26 The short point is that once the local government has made a classification of use, and that use is not permitted, then there is no discretion to be addressed. As pointed out in City of Cockburn v McNiece Industrial Systems Pty Ltd, unreported; SCt of WA (Burt CJ); Library No 5523; 24 September 1984, the proper remedy would be an application to the Supreme Court for a writ of mandamus.
27 Although the respondent in this instance did not identify specifically the use class of the development, it clearly indicated that the dwelling did not fall within the use class - "Caretaker's Dwelling". All other "Residential" use classes, except for "Single Dwelling", which this development is not, are not permitted within the Rural Agriculture 2 zone. As this characterisation did not involve the exercise of a discretionary power, was not a decision in respect of the exercise of discretionary power, and is not otherwise covered by s 8A(1)(a) of the Town Planning and Development Act 1928 (WA), I determine that there is no right to seek review in relation to the decision made by the respondent on 16 November 2004 and that as a result this review must be dismissed.

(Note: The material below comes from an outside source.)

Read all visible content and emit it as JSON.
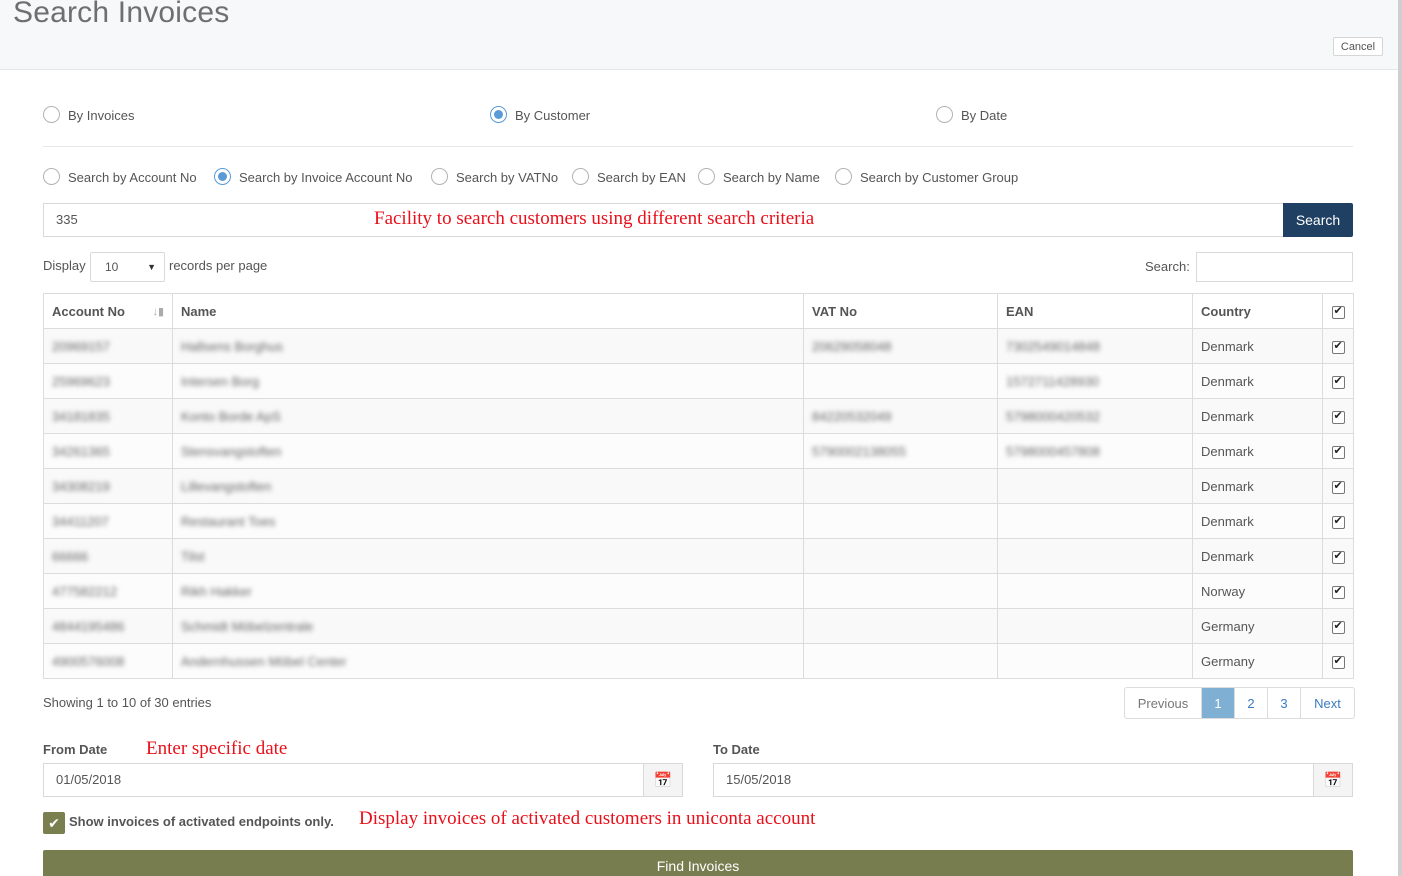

28 However, in light of the evidence provided by the applicant during the review, the Tribunal notes there is a clear indication from the applicant that the dwelling is to be used as accommodation for a person having care of the rural activity existing on the subject land, which would accord with the definition of "Caretaker's Dwelling" as defined under the scheme. If the applicant, therefore, were to make a fresh development application to the respondent for retrospective development approval for alterations and additions to the existing building as a "Caretaker's Dwelling", it would appear to be open to the respondent to characterise the development as such.